SEC. 211. DEPARTMENT OF DEFENSE ENVIRONMENTAL RESTORATION PROGRAM.

(a) IN GENERAL.—(1) Title 10, United States Code, is amended(A) by redesignating section 2701 as section 2721; and

(B) by inserting after chapter 159 the following new chapter: "CHAPTER 160-ENVIRONMENTAL RESTORATION

"Sec.

"2701. Environmental restoration program.

"2702: Research, development, and demonstration program.

"2703. Environmental restoration transfer account.

"2704. Commonly found unregulated hazardous substances.
"2705. Notice of environmental restoration activities.
"2706. Annual report to Congress.

"2707. Definitions.

"8 2701. Environmental restoration program

"(a) ENVIRONMENTAL RESTORATION PROGRAM.

“(1) IN GENERAL.-The Secretary of Defense shall carry out a program of environmental restoration at facilities under the jurisdiction of the Secretary. The program shall be known as the 'Defense Environmental Restoration Program'.

"(2) APPLICATION OF SECTION 120 OF CERCLA.-Activities of the program described in subsection (b)(1) shall be carried out subject to, and in a manner consistent with, section 120 (relating to Federal facilities) of the Comprehensive Environmental Response, Compensation, and Liability Act of 1980 (hereinafter in this chapter referred to as 'CERCLA') (42 U.S.C. 9601 et seq.). "(3) CONSULTATION WITH EPA.-The program shall be carried out in consultation with the Administrator of the Environmental Protection Agency.

"(4) ADMINISTRATIVE OFFICE WITHIN OSD.-The Secretary shall identify an office within the Office of the Secretary which shall have responsibility for carrying out the program.

"(b) PROGRAM GOALS.-Goals of the program shall include the following:

"(1) The identification, investigation, research and development, and cleanup of contamination from hazardous substances, pollutants, and contaminants.

"(2) Correction of other environmental damage (such as detection and disposal of unexploded ordnance) which creates an imminent and substantial endangerment to the public health or welfare or to the environment.

"(3) Demolition and removal of unsafe buildings and structures, including buildings and structures of the Department of Defense at sites formerly used by or under the jurisdiction of the Secretary.

"(c) RESPONSIBILITY FOR RESPONSE ACTIONS.—

"(1) BASIC RESPONSIBILITY.-The Secretary shall carry out (in accordance with the provisions of this chapter and CERCLA) all response actions with respect to releases of hazardous substances from each of the following:

"(A) Each facility or site owned by, leased to, or otherwise possessed by the United States and under the jurisdiction of the Secretary.

"(B) Each facility or site which was under the jurisdiction of the Secretary and owned by, leased to, or otherwise possessed by the United States at the time of actions leading to contamination by hazardous substances.

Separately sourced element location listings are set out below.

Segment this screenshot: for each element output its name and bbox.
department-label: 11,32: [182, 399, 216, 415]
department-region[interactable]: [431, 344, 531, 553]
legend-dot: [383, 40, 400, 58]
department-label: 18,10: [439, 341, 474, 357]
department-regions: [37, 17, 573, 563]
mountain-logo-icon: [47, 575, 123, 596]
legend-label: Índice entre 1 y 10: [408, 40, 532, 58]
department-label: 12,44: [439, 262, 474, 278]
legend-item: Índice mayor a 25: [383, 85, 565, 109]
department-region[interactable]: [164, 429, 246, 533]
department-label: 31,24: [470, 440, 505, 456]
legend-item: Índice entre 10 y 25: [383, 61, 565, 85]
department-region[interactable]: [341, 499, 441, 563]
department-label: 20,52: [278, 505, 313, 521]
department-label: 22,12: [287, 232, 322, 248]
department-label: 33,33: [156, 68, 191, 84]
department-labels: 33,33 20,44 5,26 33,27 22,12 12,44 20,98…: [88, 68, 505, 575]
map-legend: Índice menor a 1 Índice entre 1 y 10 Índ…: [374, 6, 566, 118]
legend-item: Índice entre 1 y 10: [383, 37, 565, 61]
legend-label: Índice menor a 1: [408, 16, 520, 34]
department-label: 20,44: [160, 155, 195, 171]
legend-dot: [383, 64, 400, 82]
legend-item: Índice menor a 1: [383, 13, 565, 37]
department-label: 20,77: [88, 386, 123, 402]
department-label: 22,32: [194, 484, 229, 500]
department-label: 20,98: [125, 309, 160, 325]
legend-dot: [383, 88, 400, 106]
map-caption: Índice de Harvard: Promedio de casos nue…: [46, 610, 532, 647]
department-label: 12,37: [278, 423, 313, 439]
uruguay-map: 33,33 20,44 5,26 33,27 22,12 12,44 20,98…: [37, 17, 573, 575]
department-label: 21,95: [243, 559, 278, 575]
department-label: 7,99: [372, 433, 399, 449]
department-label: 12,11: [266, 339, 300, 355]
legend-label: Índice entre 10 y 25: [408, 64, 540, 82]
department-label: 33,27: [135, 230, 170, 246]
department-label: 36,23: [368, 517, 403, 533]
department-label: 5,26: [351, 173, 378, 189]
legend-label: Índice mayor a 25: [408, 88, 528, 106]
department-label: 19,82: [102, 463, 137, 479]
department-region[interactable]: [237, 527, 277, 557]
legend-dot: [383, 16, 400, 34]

"(C) Each vessel owned or operated by the Department of Defense.

"(2) OTHER RESPONSIBLE PARTIES.-Paragraph (1) shall not apply to a removal or remedial action if the Administrator has provided for response action by a potentially responsible person in accordance with section 122 of CERCLA (relating to settlements).

"(3) STATE FEES AND CHARGES.-The Secretary shall pay fees and charges imposed by State authorities for permit services for the disposal of hazardous substances on lands which are under the jurisdiction of the Secretary to the same extent that nongovernmental entities are required to pay fees and charges imposed by State authorities for permit services. The preceding sentence shall not apply with respect to a payment that is the responsibility of a lessee, contractor, or other private person. "(d) SERVICES OF OTHER AGENCIES.-The Secretary may enter into agreements on a reimbursable basis with any other Federal agency, and on a reimbursable or other basis with any State or local government agency, to obtain the services of that agency to assist the Secretary in carrying out any of the Secretary's responsibilities under this section. Services which may be obtained under this subsection include the identification, investigation, and cleanup of any off-site contamination possibly resulting from the release of a hazardous substance or waste at a facility under the Secretary's jurisdiction.

"(e) RESPONSE ACTION CONTRACTORS.-The provisions of section 119 of CERCLA apply to response action contractors (as defined in that section) who carry out response actions under this section.